Why? Because no one ever in their right mind gives a leadership in the GT and puts so much pressure on a 21 year old guy, coming back straight after serious injury, with only 2,5 months of training, no racing for 9 months, being a debutant in a GT, never done a single real mountain race in his life, racing on a bike no longer than 4 years = also seriously lacking bike-handling skills.

I really can't think of any sensible reason for making Remco do this Giro as his first race after the crash, not even talking about giving him the #1 leadership. But there could be only one explanation. DQS really belived that he's able to fight for the win or at least top 3 (because anything worse than that wouldn't be worth all the risk and sacrifice).

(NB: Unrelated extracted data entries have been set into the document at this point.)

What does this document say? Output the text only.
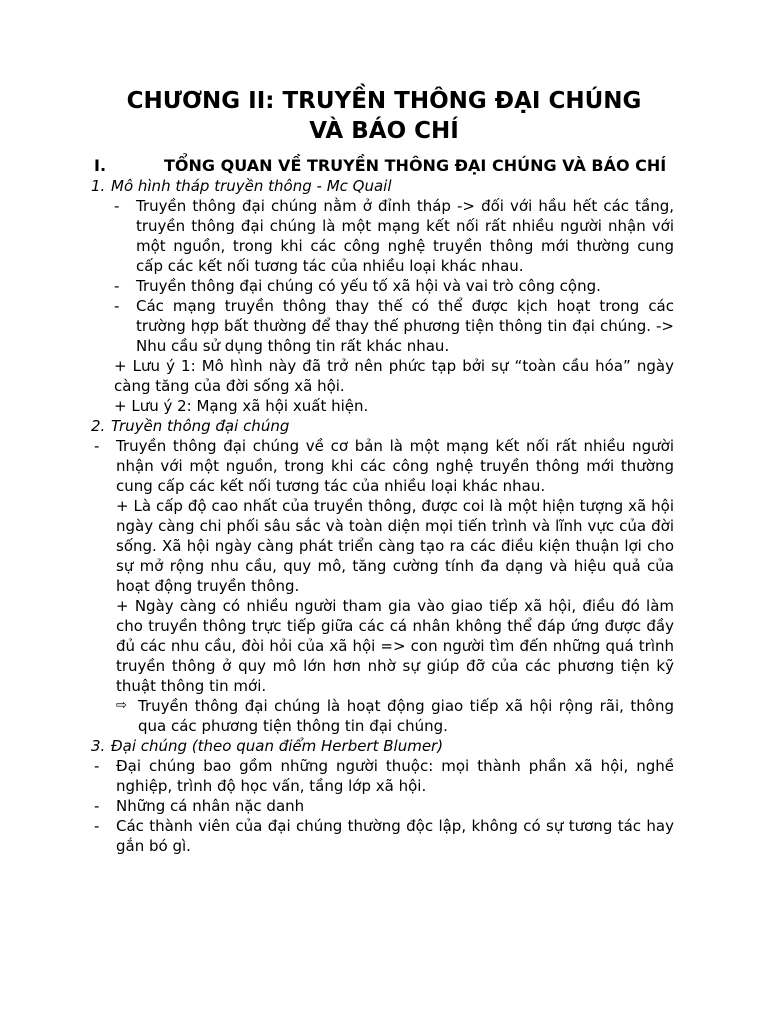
CHƯƠNG II: TRUYỀN THÔNG ĐẠI CHÚNG
VÀ BÁO CHÍ
I.	TỔNG QUAN VỀ TRUYỀN THÔNG ĐẠI CHÚNG VÀ BÁO CHÍ
1. Mô hình tháp truyền thông - Mc Quail
-	Truyền thông đại chúng nằm ở đỉnh tháp -> đối với hầu hết các tầng, truyền thông đại chúng là một mạng kết nối rất nhiều người nhận với một nguồn, trong khi các công nghệ truyền thông mới thường cung cấp các kết nối tương tác của nhiều loại khác nhau.
-	Truyền thông đại chúng có yếu tố xã hội và vai trò công cộng.
-	Các mạng truyền thông thay thế có thể được kịch hoạt trong các trường hợp bất thường để thay thế phương tiện thông tin đại chúng. -> Nhu cầu sử dụng thông tin rất khác nhau.
+ Lưu ý 1: Mô hình này đã trở nên phức tạp bởi sự “toàn cầu hóa” ngày càng tăng của đời sống xã hội.
+ Lưu ý 2: Mạng xã hội xuất hiện.
2. Truyền thông đại chúng
-	Truyền thông đại chúng về cơ bản là một mạng kết nối rất nhiều người nhận với một nguồn, trong khi các công nghệ truyền thông mới thường cung cấp các kết nối tương tác của nhiều loại khác nhau.
+ Là cấp độ cao nhất của truyền thông, được coi là một hiện tượng xã hội ngày càng chi phối sâu sắc và toàn diện mọi tiến trình và lĩnh vực của đời sống. Xã hội ngày càng phát triển càng tạo ra các điều kiện thuận lợi cho sự mở rộng nhu cầu, quy mô, tăng cường tính đa dạng và hiệu quả của hoạt động truyền thông.
+ Ngày càng có nhiều người tham gia vào giao tiếp xã hội, điều đó làm cho truyền thông trực tiếp giữa các cá nhân không thể đáp ứng được đầy đủ các nhu cầu, đòi hỏi của xã hội => con người tìm đến những quá trình truyền thông ở quy mô lớn hơn nhờ sự giúp đỡ của các phương tiện kỹ thuật thông tin mới.
⇨ Truyền thông đại chúng là hoạt động giao tiếp xã hội rộng rãi, thông qua các phương tiện thông tin đại chúng.
3. Đại chúng (theo quan điểm Herbert Blumer)
-	Đại chúng bao gồm những người thuộc: mọi thành phần xã hội, nghề nghiệp, trình độ học vấn, tầng lớp xã hội.
-	Những cá nhân nặc danh
-	Các thành viên của đại chúng thường độc lập, không có sự tương tác hay gắn bó gì.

So then, why is anyone surprised that there's so much expected from him, that he's being so mych hyped form left and right? After the decision about his start people could think that he really is that Ramco terminator, having every right to do so.

Why not let him come back quietly, do some smaller races, make 100% sure his body is recovered from the injury (we all remember there were some complications in terms of that)? The whole career is ahead of him with possibly another 20+ GT starts. Why they had to rush things that much?
This so so much. I didn't believe it was possible for him to fight for the win here with that lack of base training over the winter (and no race miles). But the way the team treated this situation, going all in for GC, and the statements which weren't cocky, but through which some big hope seemed to shine through, made me doubt my assessment. I thought okay, maybe they have some spectacular numbers which give them a reason for this.
Apparently it's hard to tell where a rider actually stands before a GT. I think you could have been more restrained in your statements than DQS though. They could have said that it's just about making it through the 3 weeks as good as possible, there's no way he's going to fight for the win by now, - and then, when he actually would have, so what?
I wonder how much they got carried away by their hope for something super spectacular themselves, or how much the sponsors / finances played a role here.